Rara Neagra de Purcari in our hotel room, Chisinau
Purcari Village

Leaving the winery we headed into Purcari village, pausing to admire a family of storks in their nest.

Family of Storks, Purcari
We have a west European preconception of a village, a string of cottages, a cluster of shops, a church and pub/café/restaurant, but the 2,500 people of Purcari live in well-separated houses set back from the straight village roads, most with a patch of land and if there are any businesses we did not see them. They do, though, have a war memorial.

Purcari War Memorial
Second World War memorials are abundant throughout Russia and the former Soviet Union. They lost 8 million soldiers and 15 million civilians in the conflict, so it is hardly surprising.


Puracari War Memorial
Purcari to Chişinău

With no time to stop on the outward journey, our return to Chişinău was punctuated by photo stops. The first was at the bus stop on the main road past Ştefan Vodă. The Soviet Union chose strange things to decorate, some of Moscow’s metro stations resemble temples, there is a huge semi-circular mural on a specially erected wall on the Jvari Pass through the Caucasus in Georgia which is far less beautiful than the mountains it obscures, and here there are bus stops. Like the Georgian mural, this painting has seen better days.


Stefan Voda bus stop
The main themes on the bus stop are storks and sunflowers. I have already shown you the storks, so here are the sunflowers.
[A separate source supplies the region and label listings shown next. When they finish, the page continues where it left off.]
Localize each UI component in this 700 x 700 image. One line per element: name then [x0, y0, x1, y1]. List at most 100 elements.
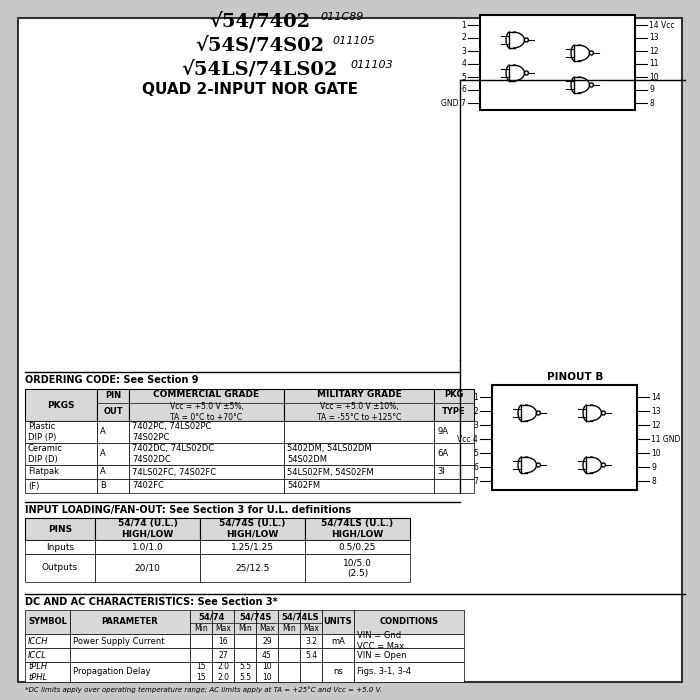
- Bar: [234, 648, 256, 662]
- Bar: [129, 479, 284, 493]
- Text: 9: 9: [651, 463, 656, 472]
- Text: PKGS: PKGS: [48, 400, 75, 410]
- Text: 7402FC: 7402FC: [132, 482, 164, 491]
- Bar: [322, 662, 354, 682]
- Bar: [234, 610, 256, 634]
- Text: √54/7402: √54/7402: [209, 12, 311, 30]
- Text: 7: 7: [473, 477, 478, 486]
- Bar: [200, 540, 305, 554]
- Text: GND 7: GND 7: [441, 99, 466, 108]
- Text: 3: 3: [473, 421, 478, 430]
- Bar: [300, 662, 322, 682]
- Bar: [284, 421, 434, 443]
- Text: 54/74LS: 54/74LS: [281, 612, 318, 621]
- Bar: [212, 648, 234, 662]
- Circle shape: [589, 51, 594, 55]
- Circle shape: [601, 463, 606, 467]
- Text: 3.2: 3.2: [305, 636, 317, 645]
- Circle shape: [589, 83, 594, 87]
- Bar: [284, 389, 434, 421]
- Bar: [97, 465, 129, 479]
- Circle shape: [601, 411, 606, 415]
- Text: mA: mA: [331, 636, 345, 645]
- Text: OUT: OUT: [103, 407, 122, 416]
- Text: 54/74: 54/74: [199, 612, 225, 621]
- Text: 0.5/0.25: 0.5/0.25: [339, 542, 376, 552]
- Text: Vcc 4: Vcc 4: [457, 435, 478, 444]
- Text: Min: Min: [282, 624, 296, 633]
- Bar: [354, 662, 464, 682]
- Text: VIN = Open: VIN = Open: [357, 650, 407, 659]
- Text: Ceramic
DIP (D): Ceramic DIP (D): [28, 444, 63, 463]
- Text: 5.5
5.5: 5.5 5.5: [239, 662, 251, 682]
- Text: 15
15: 15 15: [196, 662, 206, 682]
- Bar: [190, 634, 212, 648]
- Bar: [190, 610, 212, 634]
- Text: 011103: 011103: [350, 60, 393, 70]
- Bar: [434, 421, 474, 443]
- Bar: [25, 540, 95, 554]
- Text: 10: 10: [649, 73, 659, 81]
- Text: 011105: 011105: [332, 36, 375, 46]
- Bar: [300, 634, 322, 648]
- Text: 16: 16: [218, 636, 228, 645]
- Text: ICCH: ICCH: [28, 636, 48, 645]
- Text: 5402FM: 5402FM: [287, 482, 320, 491]
- Bar: [434, 465, 474, 479]
- Bar: [300, 610, 322, 634]
- Text: 54LS02FM, 54S02FM: 54LS02FM, 54S02FM: [287, 468, 374, 477]
- Text: 54/74S: 54/74S: [240, 612, 272, 621]
- Bar: [95, 554, 200, 582]
- Text: 6: 6: [473, 463, 478, 472]
- Text: 13: 13: [651, 407, 661, 416]
- Bar: [305, 554, 410, 582]
- Text: 9: 9: [649, 85, 654, 94]
- Text: CONDITIONS: CONDITIONS: [379, 617, 438, 626]
- Bar: [25, 648, 70, 662]
- Text: 74LS02FC, 74S02FC: 74LS02FC, 74S02FC: [132, 468, 216, 477]
- Text: VIN = Gnd
VCC = Max: VIN = Gnd VCC = Max: [357, 631, 404, 651]
- Bar: [70, 662, 190, 682]
- Bar: [212, 662, 234, 682]
- Circle shape: [536, 411, 540, 415]
- Text: 1: 1: [473, 393, 478, 402]
- Bar: [97, 421, 129, 443]
- Bar: [480, 15, 635, 110]
- Text: 4: 4: [461, 60, 466, 69]
- Bar: [278, 648, 300, 662]
- Bar: [25, 610, 70, 634]
- Text: 54/74LS (U.L.)
HIGH/LOW: 54/74LS (U.L.) HIGH/LOW: [321, 519, 393, 539]
- Text: Vcc = +5.0 V ±10%,
TA = -55°C to +125°C: Vcc = +5.0 V ±10%, TA = -55°C to +125°C: [317, 402, 401, 421]
- Text: Outputs: Outputs: [42, 564, 78, 573]
- Text: 14 Vcc: 14 Vcc: [649, 20, 675, 29]
- Text: 10: 10: [651, 449, 661, 458]
- Bar: [212, 634, 234, 648]
- Circle shape: [536, 463, 540, 467]
- Text: Max: Max: [215, 624, 231, 633]
- Text: 10/5.0
(2.5): 10/5.0 (2.5): [343, 559, 372, 578]
- Bar: [305, 540, 410, 554]
- Text: 10
10: 10 10: [262, 662, 272, 682]
- Bar: [97, 443, 129, 465]
- Text: 5: 5: [473, 449, 478, 458]
- Circle shape: [524, 38, 528, 42]
- Bar: [95, 518, 200, 540]
- Text: 5.4: 5.4: [305, 650, 317, 659]
- Circle shape: [524, 71, 528, 75]
- Text: 8: 8: [649, 99, 654, 108]
- Text: 5402DM, 54LS02DM
54S02DM: 5402DM, 54LS02DM 54S02DM: [287, 444, 372, 463]
- Bar: [190, 662, 212, 682]
- Text: QUAD 2-INPUT NOR GATE: QUAD 2-INPUT NOR GATE: [142, 82, 358, 97]
- Text: Plastic
DIP (P): Plastic DIP (P): [28, 422, 57, 442]
- Text: √54LS/74LS02: √54LS/74LS02: [182, 60, 338, 78]
- Text: tPLH
tPHL: tPLH tPHL: [28, 662, 47, 682]
- Text: 6A: 6A: [437, 449, 448, 459]
- Text: DC AND AC CHARACTERISTICS: See Section 3*: DC AND AC CHARACTERISTICS: See Section 3…: [25, 597, 278, 607]
- Text: A: A: [100, 468, 106, 477]
- Text: 3I: 3I: [437, 468, 445, 477]
- Text: 25/12.5: 25/12.5: [235, 564, 270, 573]
- Bar: [354, 610, 464, 634]
- Bar: [97, 389, 129, 421]
- Bar: [284, 479, 434, 493]
- Text: 9A: 9A: [437, 428, 448, 437]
Sunflowers near Stefan Voda
Anyone who wanders through the British countryside must occasionally encounter a farm where one paddock, usually tucked behind a dilapidated barn, has become a graveyard for unwanted farm machinery, a broken-down quad bike, an old Ferguson tractor and the skeleton of a horse drawn harvester last used by great-grandpa in the 1930s. In Moldova they turn these things into memorials. I have no idea what this antique tractor is doing on a plinth, but there it is.


Antique tractor on a plinth, somewhere near Causeni
Near Căuşeni we had a look at an abandoned collective farm…


Abandoned collective farm, near Causeni
…and at Grigorievca a few kilometres north of Căuşeni we stopped at the church and cemetery. A large padlocked iron gate prevented us getting any closer, but the painting of St George killing a dragon over the doorway suggest who it might be dedicated to. From extensive googling I can tell you that Grigorievca has 1,200 residents, Ukrainians are the largest ethnic group and that the yellow paint job is fairly recent. That apart…..


Grigorievca Church

Evening in Chişinău

We reached Chişinău in the early evening. Later, deciding that we did not need a meal but a snack might be nice we repaired to one of the pubs across the pedestrianised road from our hotel where we shared what the menu described as ‘fried anchovies’ but I would call ‘whitebait’.


Fried anchovies in Chisinau
I had been an excellent day and I shall finish by noting that while Purcari is justly famous for its wine, Chişinău is proud of its brewery.